On 16 July 2020, the European Court of Justice issued a ruling on the inspection of imported goods which emphasized the customs authorities’ scope of action and power of discretion.
The court ruled that a previous, unchallenged physical inspection of goods does not preclude a later customs inspection.
This means that the goods can also be checked at a subsequent time as part of a customs declaration.
The customs authorities do retain an appropriate discretion. However, a previous examination without challenge does not constitute grounds for rejection.
The customs authorities must carry out this step of the process so that the goods can be properly taxed and assigned the appropriate tariff rate.
Affected goods: Gazebos from China
In the proceeding, a company had submitted requests for review of the customs declaration as well as reimbursement for the excess amount of VAT and customs duty paid.
The imported good were gazebos from China.
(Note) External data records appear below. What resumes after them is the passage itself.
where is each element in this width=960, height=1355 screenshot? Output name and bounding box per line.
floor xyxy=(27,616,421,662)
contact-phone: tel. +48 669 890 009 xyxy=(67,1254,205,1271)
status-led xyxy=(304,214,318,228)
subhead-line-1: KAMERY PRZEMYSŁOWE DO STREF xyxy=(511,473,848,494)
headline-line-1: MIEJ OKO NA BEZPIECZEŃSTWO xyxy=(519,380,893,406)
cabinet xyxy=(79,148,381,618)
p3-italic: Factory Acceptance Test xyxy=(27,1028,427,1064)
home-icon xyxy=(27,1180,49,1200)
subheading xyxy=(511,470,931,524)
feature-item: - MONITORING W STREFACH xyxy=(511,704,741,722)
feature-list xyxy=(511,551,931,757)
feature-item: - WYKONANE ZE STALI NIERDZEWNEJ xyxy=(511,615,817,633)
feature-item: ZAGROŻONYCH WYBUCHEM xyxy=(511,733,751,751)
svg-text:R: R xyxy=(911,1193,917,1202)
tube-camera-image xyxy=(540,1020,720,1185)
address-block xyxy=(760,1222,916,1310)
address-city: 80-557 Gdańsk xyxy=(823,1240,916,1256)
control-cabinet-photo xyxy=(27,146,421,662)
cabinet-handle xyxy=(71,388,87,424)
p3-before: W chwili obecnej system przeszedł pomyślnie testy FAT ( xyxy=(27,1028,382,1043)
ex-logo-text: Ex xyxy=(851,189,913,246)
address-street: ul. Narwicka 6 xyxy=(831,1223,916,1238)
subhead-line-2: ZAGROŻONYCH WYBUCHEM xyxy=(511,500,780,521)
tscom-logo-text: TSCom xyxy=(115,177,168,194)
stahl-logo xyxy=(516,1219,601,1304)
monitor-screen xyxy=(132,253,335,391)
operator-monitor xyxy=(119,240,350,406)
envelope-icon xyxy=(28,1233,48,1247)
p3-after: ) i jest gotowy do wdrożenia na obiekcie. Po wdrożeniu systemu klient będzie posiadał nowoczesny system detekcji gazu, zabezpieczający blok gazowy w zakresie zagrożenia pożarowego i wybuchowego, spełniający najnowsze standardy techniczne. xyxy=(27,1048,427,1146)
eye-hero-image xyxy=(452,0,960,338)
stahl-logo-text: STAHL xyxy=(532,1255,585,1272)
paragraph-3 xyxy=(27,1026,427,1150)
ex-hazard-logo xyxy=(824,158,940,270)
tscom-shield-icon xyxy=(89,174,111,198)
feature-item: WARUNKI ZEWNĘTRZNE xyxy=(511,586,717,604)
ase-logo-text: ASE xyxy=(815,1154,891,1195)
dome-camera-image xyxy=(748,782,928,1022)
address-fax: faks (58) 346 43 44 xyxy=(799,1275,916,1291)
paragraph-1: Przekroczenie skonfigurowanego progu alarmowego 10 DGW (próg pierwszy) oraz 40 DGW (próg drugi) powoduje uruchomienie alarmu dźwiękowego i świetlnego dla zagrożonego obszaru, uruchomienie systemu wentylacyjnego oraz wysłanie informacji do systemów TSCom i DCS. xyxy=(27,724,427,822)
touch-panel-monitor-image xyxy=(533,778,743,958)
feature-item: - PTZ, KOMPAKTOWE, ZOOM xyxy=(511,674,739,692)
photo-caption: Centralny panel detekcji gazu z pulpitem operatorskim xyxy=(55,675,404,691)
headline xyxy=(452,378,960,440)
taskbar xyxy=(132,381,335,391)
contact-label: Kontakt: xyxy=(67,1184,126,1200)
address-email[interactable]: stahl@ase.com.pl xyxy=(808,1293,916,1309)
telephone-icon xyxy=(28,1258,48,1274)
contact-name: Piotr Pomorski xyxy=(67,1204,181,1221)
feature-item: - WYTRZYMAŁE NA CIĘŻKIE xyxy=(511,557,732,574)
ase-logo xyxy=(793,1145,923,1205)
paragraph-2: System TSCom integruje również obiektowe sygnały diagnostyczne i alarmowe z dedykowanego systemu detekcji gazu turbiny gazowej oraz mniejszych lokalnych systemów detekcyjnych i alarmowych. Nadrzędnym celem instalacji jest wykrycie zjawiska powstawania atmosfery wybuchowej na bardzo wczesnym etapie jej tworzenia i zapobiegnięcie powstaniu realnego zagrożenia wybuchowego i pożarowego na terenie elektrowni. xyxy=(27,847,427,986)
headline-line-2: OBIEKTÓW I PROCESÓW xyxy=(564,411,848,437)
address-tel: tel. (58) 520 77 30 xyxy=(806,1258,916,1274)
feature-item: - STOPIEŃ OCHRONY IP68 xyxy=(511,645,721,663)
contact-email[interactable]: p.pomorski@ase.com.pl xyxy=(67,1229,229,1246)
The company alleged that the customs authority had misclassified the goods and the resulting rate of duty was 12% instead of 6% or 0%.
The requests for reviews were rejected by the customs office. The importer sued, though without success.
The courts held that the assigned tariff classifications were binding because of a previous examination. The customs office was therefore not obliged to grant the request for review.
Imports of the same goods would have been classified as part of the physical examination. The customs agent responsible for the company concerned would not have objected to the tariff classification.
The ECJ did not share this view. The meaning and purpose of the customs code is above all “to ensure the correct application of the duties provided for therein.” The court went on to say that the customs procedure had to be adapted to the actual situation.
This speaks against the limitation of possibilities for review.